Grałem w Gord. Trafiłem do paszczy szaleństwa w miksie Wiedźmina i Settlersów
Gierka dla mnie super wygląda. Ma fajny styl graficzny i klimacik. Podoba mi się też to, że nie zarządzamy dziesiątkami jednostek.
Ktoś jest w stanie mi to porównać do takiego Northgarda np czy WC3? Ile tam jest walki a ile budowania? W Settlersy nie grałem.
Niby budowanie wioski to tylko dodatek a wyżej settlers+wiedźmin (gdzie settlers to chyba taka typowa ekonomiczna strategia?)

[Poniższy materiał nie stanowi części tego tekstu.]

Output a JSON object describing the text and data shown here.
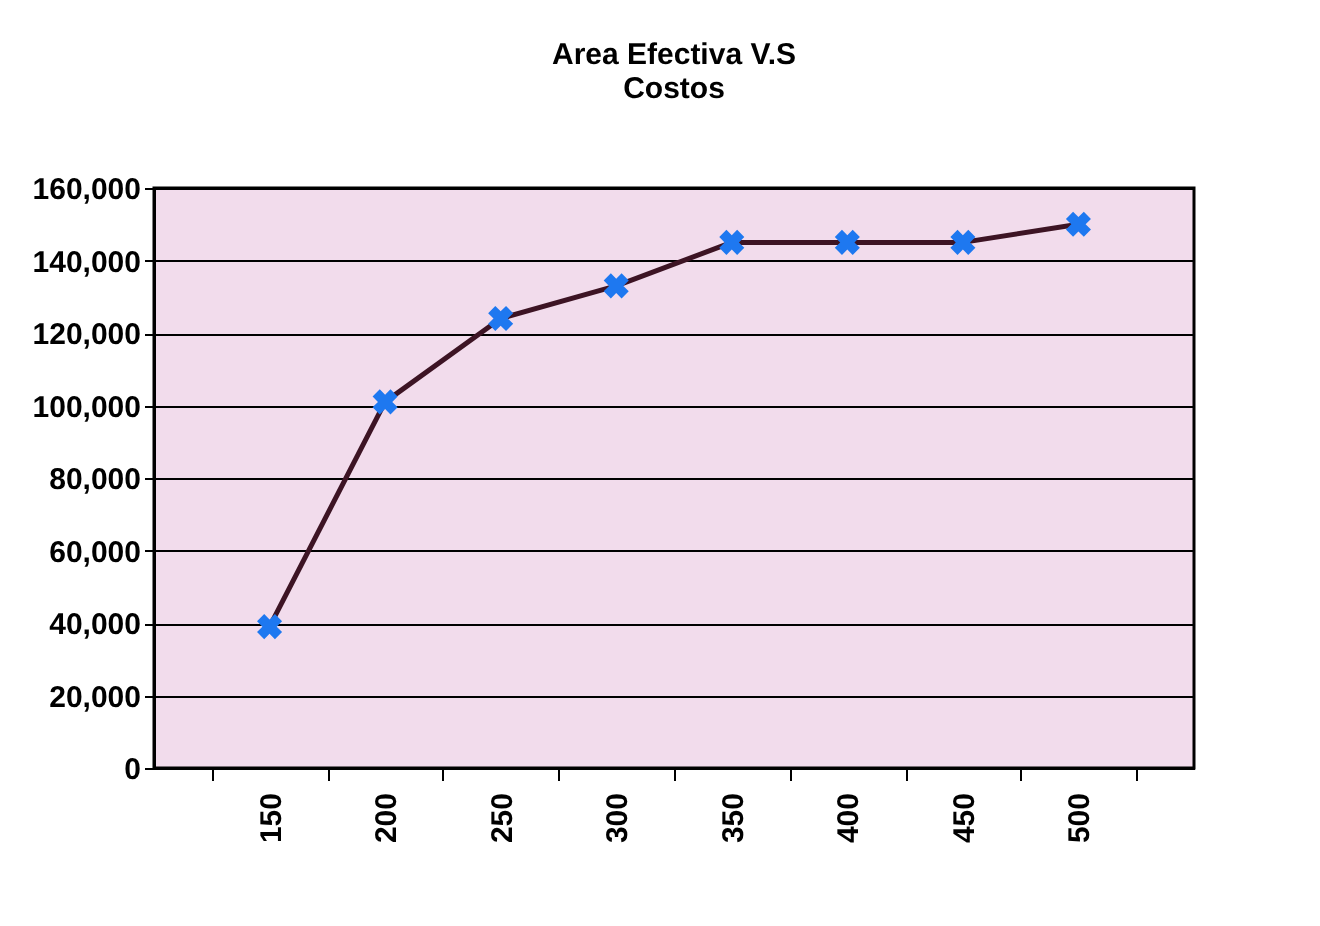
{
  "chart_data": {
    "type": "line",
    "title": [
      "Area Efectiva V.S",
      "Costos"
    ],
    "categories": [
      "150",
      "200",
      "250",
      "300",
      "350",
      "400",
      "450",
      "500"
    ],
    "series": [
      {
        "color": "#3d1424",
        "colors": [
          "#1e78f0",
          "#1e78f0",
          "#1e78f0",
          "#1e78f0",
          "#1e78f0",
          "#1e78f0",
          "#1e78f0",
          "#1e78f0"
        ],
        "values": [
          39000,
          101000,
          124000,
          133000,
          145000,
          145000,
          145000,
          150000
        ]
      }
    ],
    "ylim": [
      0,
      160000
    ],
    "yticks": [
      0,
      {
        "value": 20000,
        "label": "20,000"
      },
      {
        "value": 40000,
        "label": "40,000"
      },
      {
        "value": 60000,
        "label": "60,000"
      },
      {
        "value": 80000,
        "label": "80,000"
      },
      {
        "value": 100000,
        "label": "100,000"
      },
      {
        "value": 120000,
        "label": "120,000"
      },
      {
        "value": 140000,
        "label": "140,000"
      },
      {
        "value": 160000,
        "label": "160,000"
      }
    ],
    "grid": "y",
    "marker": "cross",
    "line_style": "solid"
  }
}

Od dawna mam ją na celowniku. Jako fan gier fabularyzowanych (gatunek bez znaczenia) czekam na Gord z niecierpliwością.
Wygląda fajnie, ale czy trzeba używać nagminnie tego wyrażenia "city builder"? Każda niemalże strategia nim jest, taki HOMM3 chociażby - niemal każdy zdobyty zamek musimy rozbudować, a nie pamiętam żeby ktoś kiedyś określił tę grę mianem city buildera. Jestem przeciwnikiem udziwniania nazw, wystarczy powiedzieć gra strategiczna i naprawdę nic się nie stanie. Podobnie ma się sprawa z next- genem, większość łyka wciskane wszędzie że next gen next gen to gry wychodzące obecnie, a mało kto zdaje sobie sprawę że next gen to obecnie nieistniejące jeszcze Xbox i PS6. Ok czepiam się o słowa, tylko jak będziemy nazywać gry naprawdę next - genowe za parę lat? Next-gen 2? Społeczność sama robi sobie kuku, nie pierwszy raz zresztą :)
Miałem tę grę na radarze, ale 162 zł za strategię single player to dla mnie niestety za dużo. Poczekam, aż cena znacznie spadnie i może wtedy kupię i zagram.
Wygląda bardzo ciekawie, ciekawy klimat - warto śledzić, szczególnie jeśli podobne do Northgard, które było świetne.